In the initial lawsuit, the purchasers counter-claimed for $3.3 million for breach of contractual representations, which, they said, resulted in a significant portion of the lands being undevelopable. They had argued they were not obligated to pay the full purchase price because “warranties and representations made in the purchase agreement are untrue,” but the trial judge disagreed. He said the seller could not reveal to the purchasers information not known to him, such as citizen opposition to development of the land, or the effect of the Riparian Areas Regulation, which meant less land was available to be developed.
SmartCentres no longer has to pay the vendor the $2 million. The case heads back to the Supreme Court for exactly what is owed between the original claim by the vendor and SmartCentres’ counterclaim.
Also see the Aim High post SmartCentres (Salmon Arm) Loses in BC Supreme Court (July 30 2012) for links to the original judgment as well my take.
This current Appeals Court decision appears to have turned in part on the ‘warranty’ given by the vendor to SmartCentres. The Appeals Court determined that “ … warranties allocate risk and parties are free to distribute risk as they see fit”. The vendor, by giving a warranty, was responsible for information that may or may not have been known to it.
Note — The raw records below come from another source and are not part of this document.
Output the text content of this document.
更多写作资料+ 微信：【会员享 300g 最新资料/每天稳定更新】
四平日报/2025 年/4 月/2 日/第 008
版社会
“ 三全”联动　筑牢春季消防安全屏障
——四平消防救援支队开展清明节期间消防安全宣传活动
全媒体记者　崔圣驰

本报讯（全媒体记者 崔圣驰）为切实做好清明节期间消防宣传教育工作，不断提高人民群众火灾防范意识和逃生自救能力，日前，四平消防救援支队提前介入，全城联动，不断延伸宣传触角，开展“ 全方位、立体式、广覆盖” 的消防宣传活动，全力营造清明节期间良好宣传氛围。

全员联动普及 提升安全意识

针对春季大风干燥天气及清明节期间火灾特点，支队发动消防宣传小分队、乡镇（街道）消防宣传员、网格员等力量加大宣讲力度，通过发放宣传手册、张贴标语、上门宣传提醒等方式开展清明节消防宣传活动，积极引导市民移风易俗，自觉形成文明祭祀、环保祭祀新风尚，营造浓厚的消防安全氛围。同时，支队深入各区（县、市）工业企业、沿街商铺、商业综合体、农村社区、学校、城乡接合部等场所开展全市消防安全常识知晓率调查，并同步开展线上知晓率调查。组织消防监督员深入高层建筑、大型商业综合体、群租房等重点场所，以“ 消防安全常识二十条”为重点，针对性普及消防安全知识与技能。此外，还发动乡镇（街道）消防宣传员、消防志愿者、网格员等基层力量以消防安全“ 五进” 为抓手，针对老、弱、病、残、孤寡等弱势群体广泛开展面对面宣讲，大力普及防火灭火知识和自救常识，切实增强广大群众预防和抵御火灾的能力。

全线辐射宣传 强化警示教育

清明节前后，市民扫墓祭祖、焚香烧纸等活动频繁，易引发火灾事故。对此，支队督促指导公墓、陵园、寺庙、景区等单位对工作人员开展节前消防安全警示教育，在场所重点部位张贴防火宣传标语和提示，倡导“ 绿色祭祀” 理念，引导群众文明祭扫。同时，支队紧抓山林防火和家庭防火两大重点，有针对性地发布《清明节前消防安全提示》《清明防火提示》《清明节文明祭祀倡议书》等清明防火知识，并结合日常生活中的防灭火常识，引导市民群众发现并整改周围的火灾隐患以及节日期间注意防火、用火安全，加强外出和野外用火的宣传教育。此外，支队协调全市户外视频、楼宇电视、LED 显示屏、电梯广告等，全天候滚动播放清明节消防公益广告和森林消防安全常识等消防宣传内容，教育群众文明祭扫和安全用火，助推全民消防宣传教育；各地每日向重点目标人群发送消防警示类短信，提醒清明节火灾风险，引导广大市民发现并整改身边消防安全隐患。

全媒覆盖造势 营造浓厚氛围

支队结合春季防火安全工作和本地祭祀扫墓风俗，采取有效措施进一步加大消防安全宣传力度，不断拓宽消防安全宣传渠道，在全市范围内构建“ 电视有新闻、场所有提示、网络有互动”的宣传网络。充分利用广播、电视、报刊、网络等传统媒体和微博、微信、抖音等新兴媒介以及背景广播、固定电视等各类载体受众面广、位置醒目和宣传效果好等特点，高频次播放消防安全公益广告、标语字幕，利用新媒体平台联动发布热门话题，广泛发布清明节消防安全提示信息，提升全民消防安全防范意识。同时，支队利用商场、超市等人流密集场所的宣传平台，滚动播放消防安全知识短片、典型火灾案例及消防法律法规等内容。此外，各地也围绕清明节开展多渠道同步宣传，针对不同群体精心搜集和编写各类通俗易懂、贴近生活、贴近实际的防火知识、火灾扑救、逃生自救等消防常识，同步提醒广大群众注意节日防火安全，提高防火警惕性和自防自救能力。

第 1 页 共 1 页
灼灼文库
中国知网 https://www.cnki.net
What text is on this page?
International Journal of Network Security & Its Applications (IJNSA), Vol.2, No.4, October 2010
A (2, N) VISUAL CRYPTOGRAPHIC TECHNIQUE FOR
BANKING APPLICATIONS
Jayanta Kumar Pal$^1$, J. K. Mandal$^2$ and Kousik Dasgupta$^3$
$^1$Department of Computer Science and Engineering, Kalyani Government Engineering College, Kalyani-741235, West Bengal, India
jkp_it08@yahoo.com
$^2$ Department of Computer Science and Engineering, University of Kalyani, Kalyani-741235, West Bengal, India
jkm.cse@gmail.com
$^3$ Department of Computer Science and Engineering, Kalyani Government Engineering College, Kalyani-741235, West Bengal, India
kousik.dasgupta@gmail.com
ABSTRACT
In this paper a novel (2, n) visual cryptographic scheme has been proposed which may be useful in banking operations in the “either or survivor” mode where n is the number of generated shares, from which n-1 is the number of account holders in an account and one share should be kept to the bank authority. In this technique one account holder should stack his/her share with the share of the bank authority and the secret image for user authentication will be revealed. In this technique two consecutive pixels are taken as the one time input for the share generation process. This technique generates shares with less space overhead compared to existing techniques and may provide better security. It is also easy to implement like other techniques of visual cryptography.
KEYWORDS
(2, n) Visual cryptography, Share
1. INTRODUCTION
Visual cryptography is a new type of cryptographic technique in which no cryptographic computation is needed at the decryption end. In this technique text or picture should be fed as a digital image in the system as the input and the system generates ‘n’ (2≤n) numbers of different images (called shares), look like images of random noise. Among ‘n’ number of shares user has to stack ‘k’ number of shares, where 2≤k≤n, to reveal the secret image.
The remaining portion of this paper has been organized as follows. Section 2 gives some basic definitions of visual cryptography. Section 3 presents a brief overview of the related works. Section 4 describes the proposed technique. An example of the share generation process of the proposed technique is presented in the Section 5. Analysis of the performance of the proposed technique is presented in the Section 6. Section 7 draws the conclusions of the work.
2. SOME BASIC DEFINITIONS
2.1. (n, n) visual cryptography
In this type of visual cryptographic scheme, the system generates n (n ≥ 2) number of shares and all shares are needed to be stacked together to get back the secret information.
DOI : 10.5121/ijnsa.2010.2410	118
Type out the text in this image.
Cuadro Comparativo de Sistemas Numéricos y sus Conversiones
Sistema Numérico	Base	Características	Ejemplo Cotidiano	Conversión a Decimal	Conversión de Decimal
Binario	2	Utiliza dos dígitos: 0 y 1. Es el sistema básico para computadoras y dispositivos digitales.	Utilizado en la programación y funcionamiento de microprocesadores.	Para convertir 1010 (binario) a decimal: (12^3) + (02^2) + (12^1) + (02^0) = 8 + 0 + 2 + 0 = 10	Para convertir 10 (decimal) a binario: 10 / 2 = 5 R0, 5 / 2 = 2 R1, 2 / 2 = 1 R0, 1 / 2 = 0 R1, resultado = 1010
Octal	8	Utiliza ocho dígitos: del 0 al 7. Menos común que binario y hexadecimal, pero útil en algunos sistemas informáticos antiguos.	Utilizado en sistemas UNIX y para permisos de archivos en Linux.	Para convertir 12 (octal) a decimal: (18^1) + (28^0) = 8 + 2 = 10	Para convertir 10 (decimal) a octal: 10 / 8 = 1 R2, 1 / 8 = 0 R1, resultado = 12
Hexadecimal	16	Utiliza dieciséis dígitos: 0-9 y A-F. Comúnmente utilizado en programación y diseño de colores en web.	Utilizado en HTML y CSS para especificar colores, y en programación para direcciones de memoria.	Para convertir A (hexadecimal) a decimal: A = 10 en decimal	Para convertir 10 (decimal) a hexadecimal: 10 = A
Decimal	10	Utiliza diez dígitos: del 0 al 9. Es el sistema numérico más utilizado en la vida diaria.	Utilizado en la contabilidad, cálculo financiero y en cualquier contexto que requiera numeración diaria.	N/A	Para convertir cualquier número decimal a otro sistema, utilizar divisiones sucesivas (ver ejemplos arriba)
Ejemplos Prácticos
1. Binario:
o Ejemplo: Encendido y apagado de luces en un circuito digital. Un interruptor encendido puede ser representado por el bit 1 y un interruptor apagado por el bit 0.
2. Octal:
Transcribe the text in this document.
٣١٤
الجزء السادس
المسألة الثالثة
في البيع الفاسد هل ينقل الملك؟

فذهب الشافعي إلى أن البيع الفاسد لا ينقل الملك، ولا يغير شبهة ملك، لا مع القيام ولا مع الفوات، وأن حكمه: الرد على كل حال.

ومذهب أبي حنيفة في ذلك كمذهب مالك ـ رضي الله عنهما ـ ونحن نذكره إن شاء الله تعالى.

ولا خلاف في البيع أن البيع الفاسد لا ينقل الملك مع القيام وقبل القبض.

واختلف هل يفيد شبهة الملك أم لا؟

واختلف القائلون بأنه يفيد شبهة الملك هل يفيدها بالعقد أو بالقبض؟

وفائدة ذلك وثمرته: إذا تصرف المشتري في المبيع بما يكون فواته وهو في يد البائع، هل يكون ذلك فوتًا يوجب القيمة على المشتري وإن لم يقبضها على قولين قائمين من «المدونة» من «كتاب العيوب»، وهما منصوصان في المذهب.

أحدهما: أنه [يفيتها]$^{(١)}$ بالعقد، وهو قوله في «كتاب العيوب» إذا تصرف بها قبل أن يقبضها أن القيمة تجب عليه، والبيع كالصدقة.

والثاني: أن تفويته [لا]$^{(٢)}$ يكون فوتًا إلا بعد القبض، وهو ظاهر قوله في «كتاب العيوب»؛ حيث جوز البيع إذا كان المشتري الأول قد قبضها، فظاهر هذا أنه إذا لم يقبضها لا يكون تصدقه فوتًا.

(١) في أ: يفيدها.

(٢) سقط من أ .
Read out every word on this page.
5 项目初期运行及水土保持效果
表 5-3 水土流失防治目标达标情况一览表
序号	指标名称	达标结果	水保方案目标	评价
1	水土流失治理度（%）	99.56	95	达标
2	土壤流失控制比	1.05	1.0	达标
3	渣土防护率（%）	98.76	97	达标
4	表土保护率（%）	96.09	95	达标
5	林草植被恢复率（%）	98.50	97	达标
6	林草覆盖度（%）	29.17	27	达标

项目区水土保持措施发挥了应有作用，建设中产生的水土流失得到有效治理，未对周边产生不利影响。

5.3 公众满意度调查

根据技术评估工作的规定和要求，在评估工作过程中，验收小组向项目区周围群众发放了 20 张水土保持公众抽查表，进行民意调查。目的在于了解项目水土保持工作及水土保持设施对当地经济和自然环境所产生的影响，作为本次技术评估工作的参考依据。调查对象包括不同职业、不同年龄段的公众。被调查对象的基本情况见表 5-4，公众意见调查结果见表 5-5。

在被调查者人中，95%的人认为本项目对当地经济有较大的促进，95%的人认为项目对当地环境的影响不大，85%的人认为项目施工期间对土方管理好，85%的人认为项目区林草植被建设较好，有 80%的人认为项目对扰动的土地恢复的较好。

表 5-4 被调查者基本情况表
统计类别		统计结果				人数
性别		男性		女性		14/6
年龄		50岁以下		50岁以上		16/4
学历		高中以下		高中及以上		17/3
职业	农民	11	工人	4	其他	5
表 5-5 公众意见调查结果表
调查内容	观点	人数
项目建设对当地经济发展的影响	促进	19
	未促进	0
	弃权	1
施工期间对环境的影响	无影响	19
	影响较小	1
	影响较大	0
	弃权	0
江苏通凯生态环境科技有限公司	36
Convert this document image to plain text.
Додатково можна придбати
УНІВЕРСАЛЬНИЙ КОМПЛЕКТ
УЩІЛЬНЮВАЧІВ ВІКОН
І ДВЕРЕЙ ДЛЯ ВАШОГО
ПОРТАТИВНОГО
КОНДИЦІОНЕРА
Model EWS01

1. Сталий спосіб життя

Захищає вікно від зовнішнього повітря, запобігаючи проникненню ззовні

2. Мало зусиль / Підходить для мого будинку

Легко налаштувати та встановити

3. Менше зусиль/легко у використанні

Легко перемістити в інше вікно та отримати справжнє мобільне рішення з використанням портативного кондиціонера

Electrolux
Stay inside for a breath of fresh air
The information that was contested was “Topography Misrepresentation”, “Zoning Misrepresentation” and “Citizens’ Opposition Misrepresentation”
Check out the recent decision as well as the Observer article. I remain intrigued with the initial judge’s remarks that “The parties’ principals are sophisticated persons knowledgeable in real estate development.”
* Image from WA:TER
The decision turns in part on one development party having legally used the word ‘warranty’ and being held to account when SmartCentres’ plans for the whole enchilada failed. A community woke up and said no to their initial unbridled development plans that would have destroyed a huge swath of a sensitive environmental area … and SmartCentres had a warranty in their back pocket.
Time will tell what that will be worth.